Did you know that sheep have flat backs? If one stumbles, falls, and accidentally rolls onto its back, it can’t right itself. Blood drains from its legs. Its muscles freeze. Its body starts to go into shock. A shepherd knows not to pick up the sheep abruptly. He gently rolls the sheep over, and blood returns to its limbs. Pain follows, so the shepherd lovingly massages its legs. He then rolls the sheep to its other side, repeating the process—gently, slowly, lovingly restoring the sheep. If the shepherd rushed in and abruptly picked up the sheep, the pain would be immense. The sheep would fight from the shepherd’s arms only to fall and possibly break a leg. The shepherd restores the sheep slowly.
Jesus, your loving Good Shepherd, knows the pain you’re in. He saw you stumble. He knows you fell and that you’re stuck. Like that sheep on its back, you’ve tried and cried and screamed and dreamed of getting your life righted again. But nothing has changed.

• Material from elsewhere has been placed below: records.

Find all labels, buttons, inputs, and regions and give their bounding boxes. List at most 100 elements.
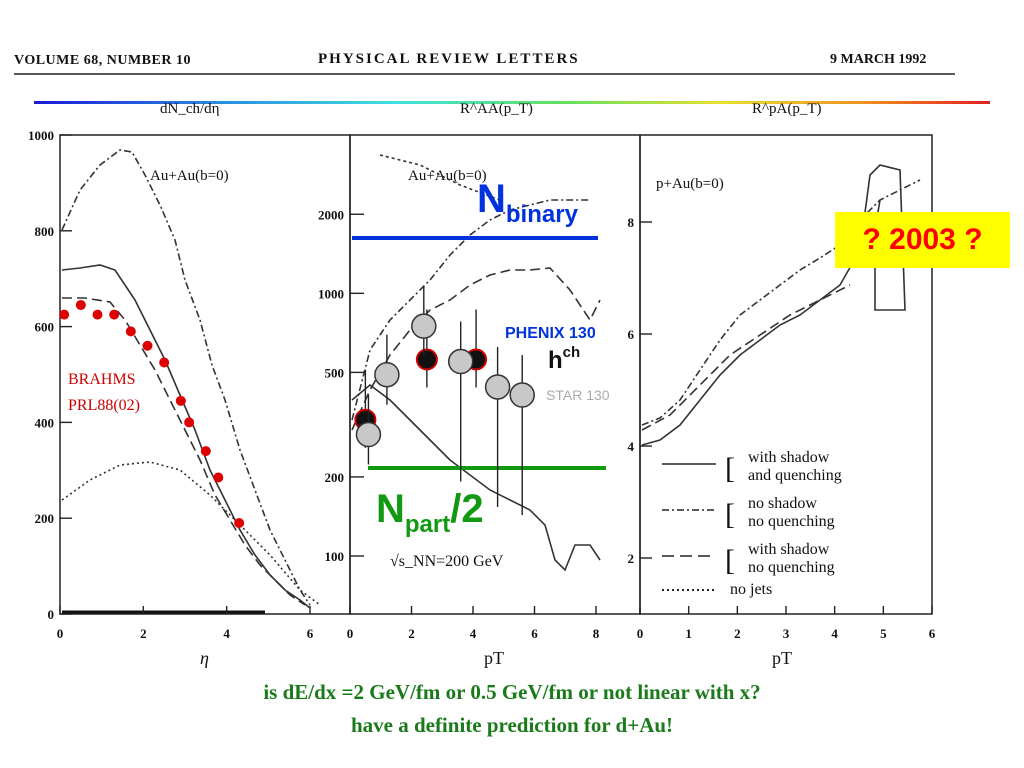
n-binary-label: Nbinary xyxy=(477,177,579,228)
panel-1-label: Au+Au(b=0) xyxy=(150,168,229,184)
note-line-2: have a definite prediction for d+Au! xyxy=(350,713,674,737)
star-point xyxy=(509,382,535,408)
n-part-label: Npart/2 xyxy=(376,487,484,538)
y-tick-label: 200 xyxy=(35,511,55,526)
brahms-point xyxy=(234,517,245,528)
y-tick-label: 0 xyxy=(48,607,55,622)
legend-text-4: no jets xyxy=(730,581,772,598)
brahms-point xyxy=(175,395,186,406)
panel-heading-3: R^pA(p_T) xyxy=(752,101,822,117)
header-volume: VOLUME 68, NUMBER 10 xyxy=(14,53,191,68)
y-tick-label: 100 xyxy=(325,549,345,564)
brahms-point xyxy=(200,446,211,457)
panel-3-label: p+Au(b=0) xyxy=(656,176,724,192)
curve-3-dashdot xyxy=(641,179,921,426)
curve-3-solid xyxy=(641,164,906,446)
x-tick-label: 1 xyxy=(685,626,692,641)
x-tick-label: 6 xyxy=(929,626,936,641)
x-tick-label: 0 xyxy=(57,626,64,641)
hch-label: hch xyxy=(548,344,580,374)
theory-curves-panel-2 xyxy=(351,154,601,572)
brahms-point xyxy=(75,300,86,311)
legend-text-1a: with shadow xyxy=(748,449,830,466)
x-tick-label: 0 xyxy=(347,626,354,641)
brahms-point xyxy=(184,417,195,428)
legend-text-3b: no quenching xyxy=(748,559,835,576)
curve-1-dashdot xyxy=(61,149,311,606)
header-date: 9 MARCH 1992 xyxy=(830,52,926,67)
y-tick-label: 500 xyxy=(325,365,345,380)
x-tick-label: 4 xyxy=(470,626,477,641)
n-part-suffix: /2 xyxy=(450,487,483,531)
y-tick-label: 2 xyxy=(628,551,635,566)
curve-2-dashed-upper xyxy=(379,154,501,201)
legend-bracket-3: [ xyxy=(725,544,735,577)
header-journal: PHYSICAL REVIEW LETTERS xyxy=(318,51,580,67)
curve-1-dotted xyxy=(61,461,321,606)
theory-curves-panel-3 xyxy=(641,164,921,446)
x-tick-label: 8 xyxy=(593,626,600,641)
brahms-point xyxy=(213,472,224,483)
y-tick-label: 200 xyxy=(325,470,345,485)
panel-heading-2: R^AA(p_T) xyxy=(460,101,533,117)
x-tick-label: 3 xyxy=(783,626,790,641)
legend-panel-3: [ with shadow and quenching [ no shadow … xyxy=(662,449,842,598)
n-binary-main: N xyxy=(477,177,506,221)
xlabel-2: pT xyxy=(484,648,504,668)
y-tick-label: 800 xyxy=(35,224,55,239)
year-badge: ? 2003 ? xyxy=(835,212,1010,268)
y-tick-label: 6 xyxy=(628,327,635,342)
panel-heading-1: dN_ch/dη xyxy=(160,101,220,117)
brahms-label-1: BRAHMS xyxy=(68,371,136,388)
curve-2-dashdot xyxy=(351,199,590,421)
x-tick-label: 6 xyxy=(307,626,314,641)
legend-text-2a: no shadow xyxy=(748,495,817,512)
hch-main: h xyxy=(548,347,563,374)
y-tick-label: 600 xyxy=(35,320,55,335)
star-point xyxy=(484,374,511,400)
curve-3-dash xyxy=(641,284,851,431)
xlabel-3: pT xyxy=(772,648,792,668)
legend-bracket-1: [ xyxy=(725,452,735,485)
y-tick-label: 1000 xyxy=(318,286,344,301)
x-tick-label: 2 xyxy=(734,626,741,641)
n-part-main: N xyxy=(376,487,405,531)
energy-label: √s_NN=200 GeV xyxy=(390,553,504,570)
x-tick-label: 0 xyxy=(637,626,644,641)
y-tick-label: 4 xyxy=(628,439,635,454)
phenix-point xyxy=(415,348,438,371)
star-point xyxy=(447,348,474,375)
note-line-1: is dE/dx =2 GeV/fm or 0.5 GeV/fm or not … xyxy=(263,680,761,704)
axis-ticks: 0 2 4 6 0 2 4 6 8 0 1 2 3 4 5 6 0 200 400 600 800 1000 100 200 5… xyxy=(28,128,936,641)
x-tick-label: 4 xyxy=(831,626,838,641)
xlabel-1: η xyxy=(200,648,209,668)
star-label: STAR 130 xyxy=(546,387,610,403)
n-part-sub: part xyxy=(405,511,450,538)
curve-2-solid xyxy=(351,383,601,572)
x-tick-label: 2 xyxy=(408,626,415,641)
theory-curves-panel-1 xyxy=(61,149,321,614)
star-point xyxy=(374,361,400,388)
legend-text-1b: and quenching xyxy=(748,467,842,484)
x-tick-label: 4 xyxy=(223,626,230,641)
panel-2-label: Au+Au(b=0) xyxy=(408,168,487,184)
y-tick-label: 2000 xyxy=(318,207,344,222)
curve-1-dash xyxy=(62,297,306,606)
y-tick-label: 400 xyxy=(35,415,55,430)
legend-text-2b: no quenching xyxy=(748,513,835,530)
star-point xyxy=(411,313,437,339)
brahms-label-2: PRL88(02) xyxy=(68,397,140,414)
rainbow-divider xyxy=(34,101,990,104)
brahms-point xyxy=(142,340,153,351)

Nothing has worked.
It’s so easy to charge the Good Shepherd with not restoring you fast enough. It’s so easy to accuse Christ of not caring. But he does! “He restores my soul” (Psalm 23:3 ESV). Jesus knows. He knows what pain is because he endured a cross for you. Jesus knows. He knows what abandonment feels like because he was forsaken by the Father on a cross. Jesus knows. He knows what you can endure. He knows how best to gently, slowly, lovingly restore you.